Parents are spreading “disinformation and hysteria around critical race theory,” a former teacher recently told NPR.

“Teachers can barely afford the resources for their own curriculum [so] it’s laughable that they’d shell out money [to teach] a college course,” he said.

College, of course, is the place where radical activists claim that critical race theory is found, not in K-12 classrooms.

Such claims would be laughable, absent evidence that state officials actually require teachers to teach critical race theory, a theory that that in fact advocates discrimination and views everything through the lens of skin color.

Earlier this year, Minnesota’s board for teacher licensure, which sets standards for teacher certification in the state, proposed changing standards for K-12 teachers to include training on “intersectionality,” one of critical race theory’s central ideas.

According to intersectionality, a concept developed by critical race theorist Kimberlé Crenshaw, individuals should be categorized into groups. Women and ethnic minorities, especially, have overlapping identities based on race, class, and ambiguous “gender” choices. Then, actions that are sexist, or even perceived as sexist, for example, are also racist and elitist.

Such categorizing helps with “assertions of multiple identity and the ongoing necessity of group politics,” Crenshaw writes in an essay in the 1995 book “Critical Race Theory: The Key Writings that Formed the Movement,” making plain that  the political goal of critical race theory is to force tensions between and among identity groups.

What the theorists are less likely to admit is that intersectionality creates a culture in which people are always on the lookout for new ways to describe how they have been offended. Every action creates victims—or as one essay on critical race theory says: “The question isn’t: Was the act racist or not? The question is: How much racism was in play?”

Minnesota’s licensure board recently held a hearing on the proposed changes, which say that a teacher should “foster” student identities, including race, class, and so-called sexual orientation and gender identity. Which makes a parent wonder whether a child also will be taught that his or her character and behavior matter, too, or just skin color and gender.

These identity groupings also may affect grading. Teachers should “[take] into consideration the impact of … cultural background” on “measuring knowledge and performance of students,” according to the licensure board’s proposed changes.

The proposals in Minnesota are similar to new standards in Illinois, where the state licensing board added critical race theory’s ideas in 2021. In fact, the Minnesota board cites Illinois’ certification requirements in its documents, as reported by the Center for the American Experiment, a Minnesota-based research institute.

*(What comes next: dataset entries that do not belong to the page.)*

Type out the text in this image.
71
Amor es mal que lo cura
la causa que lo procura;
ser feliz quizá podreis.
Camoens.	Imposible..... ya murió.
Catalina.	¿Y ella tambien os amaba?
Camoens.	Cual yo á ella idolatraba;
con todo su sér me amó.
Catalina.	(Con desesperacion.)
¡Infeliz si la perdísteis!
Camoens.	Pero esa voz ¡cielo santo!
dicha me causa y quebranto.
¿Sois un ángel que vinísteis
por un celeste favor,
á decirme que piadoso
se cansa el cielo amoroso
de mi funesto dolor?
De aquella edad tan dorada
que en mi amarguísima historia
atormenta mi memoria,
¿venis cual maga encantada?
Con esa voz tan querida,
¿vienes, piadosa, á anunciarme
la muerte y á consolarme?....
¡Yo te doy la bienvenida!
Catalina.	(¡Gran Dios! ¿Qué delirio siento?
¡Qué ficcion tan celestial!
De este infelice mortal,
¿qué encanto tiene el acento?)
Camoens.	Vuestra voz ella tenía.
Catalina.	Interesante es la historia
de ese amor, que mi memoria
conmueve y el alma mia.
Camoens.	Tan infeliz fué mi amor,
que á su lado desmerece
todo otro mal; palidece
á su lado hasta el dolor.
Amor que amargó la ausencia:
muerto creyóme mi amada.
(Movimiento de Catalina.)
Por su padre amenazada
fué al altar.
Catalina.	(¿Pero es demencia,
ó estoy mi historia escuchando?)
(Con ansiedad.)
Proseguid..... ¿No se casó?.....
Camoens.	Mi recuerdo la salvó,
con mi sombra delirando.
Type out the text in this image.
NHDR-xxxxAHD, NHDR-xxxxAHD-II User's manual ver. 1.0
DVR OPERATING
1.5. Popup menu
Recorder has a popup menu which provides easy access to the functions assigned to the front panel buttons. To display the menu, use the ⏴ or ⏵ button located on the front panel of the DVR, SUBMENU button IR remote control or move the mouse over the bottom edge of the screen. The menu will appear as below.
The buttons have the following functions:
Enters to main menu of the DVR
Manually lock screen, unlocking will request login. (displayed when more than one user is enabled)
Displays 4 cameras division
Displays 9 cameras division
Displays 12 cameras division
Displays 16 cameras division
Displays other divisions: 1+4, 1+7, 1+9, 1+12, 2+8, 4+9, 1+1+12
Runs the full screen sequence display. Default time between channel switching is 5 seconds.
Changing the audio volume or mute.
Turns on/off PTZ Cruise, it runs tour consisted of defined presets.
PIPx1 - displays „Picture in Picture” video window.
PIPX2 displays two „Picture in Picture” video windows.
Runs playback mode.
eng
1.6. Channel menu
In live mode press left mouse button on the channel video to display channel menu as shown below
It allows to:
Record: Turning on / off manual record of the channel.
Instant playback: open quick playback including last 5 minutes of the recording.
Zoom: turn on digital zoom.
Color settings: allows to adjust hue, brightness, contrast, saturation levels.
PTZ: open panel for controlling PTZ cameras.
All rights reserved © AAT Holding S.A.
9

Illinois’ standards made headlines last year because of provisions such as “there is often not one ‘correct’ way of doing or understanding something, and that what is seen as ‘correct’ is most often based on our lived experiences”—a standard that makes geometry challenging to explain to students.

Illinois’ standards also include intersectionality as well as “decolonization,” another idea used by critical race theorists. With decolonization, teachers should replace books by white authors, such as the modern classic “To Kill a Mockingbird,”with books about “police brutality,” for example.

Minnesota officials should be prepared for parents to speak up.

A survey of Illinoisians conducted by the American Council of Trustees and Alumni and a group called eighteen92 found that 84% of respondents said they agreed with the statement, “All people should be treated equally based on merit.”

Only 23% of those surveyed said that “teachers should embrace progressive viewpoints and perspectives when teaching U.S. history, to encourage students to advocate for social justice causes.”

“Teachers should and do celebrate our state’s increasingly diverse student body, but these proposed changes would require teachers to view students as group identities and group cultures, undermining who they are as unique individuals,” Catrin Wigfall writes for the Center for the American Experiment.

Minnesota officials should consider how unpopular the prejudice and bias of critical race theory are in Illinois and other states where surveys have found that Americans reject it. Then they should refocus teaching standards on student achievement and the pursuit of truth, instead of identity politics.